The merged dict is injected into Hamilton as cfg (a leaf-node input). The config node passes it through unchanged — this gives Hamilton a typed node to depend on rather than a raw external value.

Bronze Layer¶

BronzeLoader wraps dlt to ingest data from any configured source into Parquet files in paths.bronze/.

flowchart LR
    src["Source\nsql_database / rest_api / filesystem"]
    dlt["dlt pipeline\n(incremental state)"]
    shards["Parquet shards\nbronze/bronze/<table>/*.parquet"]
    merged["Merged Parquet\nbronze/<TABLE>.parquet"]

    src --> dlt --> shards --> merged

dlt writes sharded Parquet files. BronzeLoader._collect_parquets() merges them into a single file per table so silver always reads one clean file.

Silver Layer¶

SilverTransformer runs in two sequential phases:

flowchart TD
    subgraph phase1["Phase 1 — base tables"]
        b1["bronze/TABLE.parquet"] -->|"rename · cast · drop"| t1["transforms"]
        t1 -->|"optional UDF (df) → df"| s1["silver/table.parquet"]
    end
    subgraph phase2["Phase 2 — derived tables"]
        s1 & s2["silver/other.parquet"] -->|"UDF (silver_dir) → df"| d1["silver/derived.parquet"]
    end
    phase1 --> phase2

Phase 1 — each entry in bronze_to_silver.tables is processed independently: structural transforms first, then an optional in-row UDF.

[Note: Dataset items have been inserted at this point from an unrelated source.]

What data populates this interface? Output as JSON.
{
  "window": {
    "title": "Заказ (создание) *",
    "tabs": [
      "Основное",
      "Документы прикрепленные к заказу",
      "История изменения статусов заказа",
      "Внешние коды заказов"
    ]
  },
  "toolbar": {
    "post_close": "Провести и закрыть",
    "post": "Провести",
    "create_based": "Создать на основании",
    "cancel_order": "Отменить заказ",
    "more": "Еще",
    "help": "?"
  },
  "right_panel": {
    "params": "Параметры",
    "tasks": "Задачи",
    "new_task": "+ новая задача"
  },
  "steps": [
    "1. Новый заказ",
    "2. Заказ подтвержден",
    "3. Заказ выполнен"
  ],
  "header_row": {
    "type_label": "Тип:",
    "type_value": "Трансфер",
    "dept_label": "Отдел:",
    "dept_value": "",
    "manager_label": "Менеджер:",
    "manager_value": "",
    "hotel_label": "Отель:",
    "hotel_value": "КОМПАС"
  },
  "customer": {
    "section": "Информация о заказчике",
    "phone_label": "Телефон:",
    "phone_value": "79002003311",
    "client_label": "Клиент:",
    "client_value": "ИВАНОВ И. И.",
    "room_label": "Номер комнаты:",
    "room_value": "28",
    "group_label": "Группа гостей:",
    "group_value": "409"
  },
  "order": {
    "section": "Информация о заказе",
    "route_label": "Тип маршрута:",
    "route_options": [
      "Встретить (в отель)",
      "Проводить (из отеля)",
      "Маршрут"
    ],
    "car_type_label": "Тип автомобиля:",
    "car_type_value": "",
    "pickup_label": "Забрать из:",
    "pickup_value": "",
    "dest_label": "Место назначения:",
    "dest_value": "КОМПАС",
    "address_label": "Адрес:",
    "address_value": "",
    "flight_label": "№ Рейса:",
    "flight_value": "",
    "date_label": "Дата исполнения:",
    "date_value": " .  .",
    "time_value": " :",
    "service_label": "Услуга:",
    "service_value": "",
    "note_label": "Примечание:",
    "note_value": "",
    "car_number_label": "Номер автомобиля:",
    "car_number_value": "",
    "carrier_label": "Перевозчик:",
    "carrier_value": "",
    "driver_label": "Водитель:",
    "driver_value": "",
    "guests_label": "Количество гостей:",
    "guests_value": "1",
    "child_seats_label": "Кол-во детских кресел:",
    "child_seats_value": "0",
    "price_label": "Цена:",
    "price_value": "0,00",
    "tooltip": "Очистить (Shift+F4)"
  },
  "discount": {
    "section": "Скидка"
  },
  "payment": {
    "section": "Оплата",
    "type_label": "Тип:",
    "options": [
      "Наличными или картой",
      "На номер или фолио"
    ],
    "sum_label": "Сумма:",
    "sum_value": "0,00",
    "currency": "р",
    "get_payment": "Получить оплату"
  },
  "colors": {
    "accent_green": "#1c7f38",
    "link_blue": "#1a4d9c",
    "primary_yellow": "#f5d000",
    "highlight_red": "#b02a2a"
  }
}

Phase 2 — each derived_tables entry calls a UDF that reads freely from the silver directory and returns a new DataFrame. Derived tables see all base tables written in Phase 1.

Gold Layer¶

GoldAggregator processes each aggregation block:

flowchart LR
    src["silver/<source_file>.parquet"]
    udf["optional pre_agg_udf\n(df, silver_dir) → df"]
    agg["group_by + metrics\n(YAML-declared)"]
    out["gold/<project>/<output_file>.parquet"]

    src --> udf --> agg --> out

The pre_agg_udf step runs before the group_by aggregation. It is the correct place to derive columns (e.g. order_month from order_date) or join additional tables that should affect the grouping.

Storage Abstraction¶

All pipeline code calls openmedallion.storage functions instead of pathlib or pl.read_parquet directly. This is what makes pipelines portable between local and S3:

Call	Local	S3
`read_parquet(path)`	`pl.read_parquet(path)`	`pl.read_parquet(path, storage_options=...)`
`write_parquet(df, path)`	`df.write_parquet(path)`	`df.write_parquet(path, storage_options=...)`
`join(base, *parts)`	`os.path.join(base, *parts)`	`base.rstrip("/") + "/" + ...`
`exists(path)`	`Path(path).exists()`	`s3fs.S3FileSystem().exists(path)`

To switch from local storage to S3, change paths.* in main.yaml to s3://your-bucket/... and set the four AWS_* environment variables. No code changes required.